The latest correction may look little more than a blip in a eight-year rally. But it has exposed a painful truth about an essential issue - liquidity.
Global central banks have pumped $11 trillion into the economy since 2007. That abundance of cash has made it harder for investors to sell their financial assets without triggering wild price swings.
The flood of liquidity helped drive asset prices to record levels. It also convinced investors that prices, in both safe-haven bonds and riskier equities, would keep rising.
The problem is that liquid markets by definition need to work both ways, and increasingly investors find themselves all heading the same way. Markets have become, in the jargon, illiquid.

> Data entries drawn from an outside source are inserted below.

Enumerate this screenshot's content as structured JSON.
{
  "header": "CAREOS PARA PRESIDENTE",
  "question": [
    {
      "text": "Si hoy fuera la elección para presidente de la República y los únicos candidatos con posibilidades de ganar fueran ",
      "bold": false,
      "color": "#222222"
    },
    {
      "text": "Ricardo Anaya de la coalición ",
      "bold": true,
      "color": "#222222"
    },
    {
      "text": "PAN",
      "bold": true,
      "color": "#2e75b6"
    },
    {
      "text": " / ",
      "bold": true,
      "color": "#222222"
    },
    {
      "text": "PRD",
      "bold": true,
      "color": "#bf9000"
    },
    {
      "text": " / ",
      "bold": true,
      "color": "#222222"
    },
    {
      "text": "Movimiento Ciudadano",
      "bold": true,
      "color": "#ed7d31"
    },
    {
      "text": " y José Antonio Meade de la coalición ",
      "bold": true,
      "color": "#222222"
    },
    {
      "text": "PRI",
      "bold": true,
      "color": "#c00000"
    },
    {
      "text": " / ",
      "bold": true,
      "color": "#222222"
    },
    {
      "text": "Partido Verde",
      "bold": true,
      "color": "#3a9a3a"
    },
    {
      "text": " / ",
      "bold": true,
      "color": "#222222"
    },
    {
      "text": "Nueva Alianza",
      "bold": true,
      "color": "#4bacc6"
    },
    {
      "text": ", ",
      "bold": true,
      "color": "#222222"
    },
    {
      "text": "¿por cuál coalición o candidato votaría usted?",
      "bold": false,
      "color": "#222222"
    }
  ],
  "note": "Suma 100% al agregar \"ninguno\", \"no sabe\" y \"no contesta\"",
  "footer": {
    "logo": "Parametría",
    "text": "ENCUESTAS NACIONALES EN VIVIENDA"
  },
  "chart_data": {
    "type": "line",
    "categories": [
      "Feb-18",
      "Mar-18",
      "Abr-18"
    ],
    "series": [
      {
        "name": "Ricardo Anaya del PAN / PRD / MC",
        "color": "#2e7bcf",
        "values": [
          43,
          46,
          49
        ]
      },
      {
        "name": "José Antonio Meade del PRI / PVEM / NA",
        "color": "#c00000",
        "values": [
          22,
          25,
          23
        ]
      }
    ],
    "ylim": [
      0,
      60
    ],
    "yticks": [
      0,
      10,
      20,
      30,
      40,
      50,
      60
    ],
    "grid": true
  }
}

“You are getting surprisingly large price moves on very little news, and everyone is increasingly conscious that the underlying cause is herding,” said Citi strategist Matt King. “These markets that trend strongly are prone to abrupt reversals almost without cause.”
For those invested in the more esoteric or high-risk assets, like junk bonds and emerging-market currencies, liquidity has never been taken for granted. Price volatility is commonplace.

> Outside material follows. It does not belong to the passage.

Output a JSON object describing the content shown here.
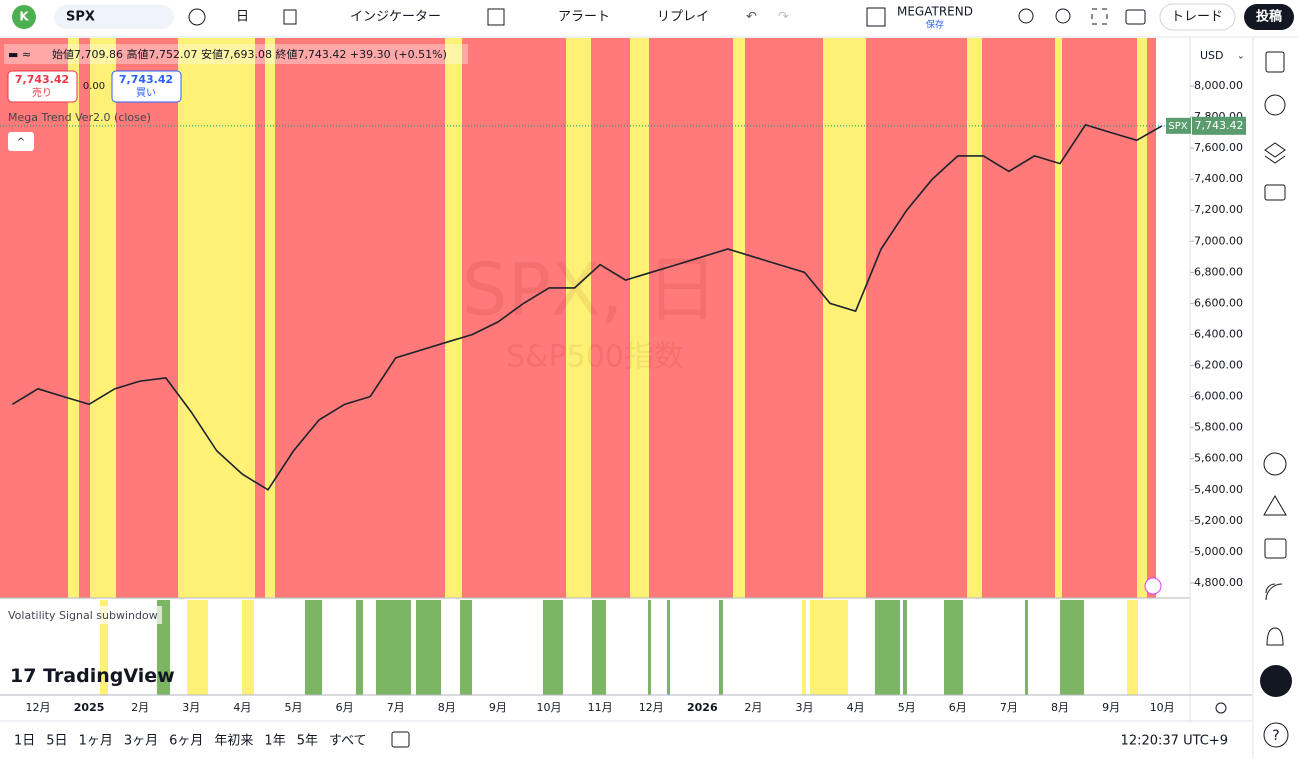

Now the sell-off that began in euro zone bonds last month is showing just how vulnerable perceived safe investments can be.
Analysts have struggled to pin down the exact trigger for the turnaround, but top-rated German bond markets - where yields are negligible and investors have strict loss limits - were at the epicenter of the shock.
JPMorgan said one consequence of central bank largesse is that investors assume it ushers in a period of calm on financial markets. They apply ‘value-at-risk’ models that encourage them to increase the size of their positions to reflect the low volatility.
In the main, this has worked But the proliferation of the models means that when sentiment changes and everyone heads for the exit at the same time, the results can be brutal.
In October 2014, speculative “shorts” — bets U.S. Treasury bond prices would fall — reached record levels, just before markets swung sharply in the other direction, data from CFTC, a U.S. government agency that monitors futures markets, showed
Three weeks ago, in Europe, the opposite happened. Investors though a 1 trillion-euro central bank bond-buying program that began in March would push yields ever closer to zero. But German 10-year yields have since jumped from a record low 0.05 percent in mid-April to a 2015 high of 0.80 percent.
“The extent of some of these intraday moves has been enormous,” said Andrew Balls, head of European portfolio management at PIMCO, who oversees a team managing $400 billion.
“It looks like a symptom of a market where there’s less liquidity, so you get these very significant moves.”
JPMorgan estimated one investor could have traded 100 contracts of 30-year Bund futures FGBXc1= in early 2014 without moving the market significantly. Now that number has fallen to 20 contracts. Thirty-year Bund futures have plunged about 24 points, or 2,400 ticks, in the past three weeks.
The liquidity drought and increased volatility may have done permanent damage to what was once considered a rock-solid asset.
“I think it is a fundamental change. I don’t think we’ll go down to those levels again, because everyone’s learned their lesson now,” said Sandra Holdsworth, and investment manager at Kames Capital.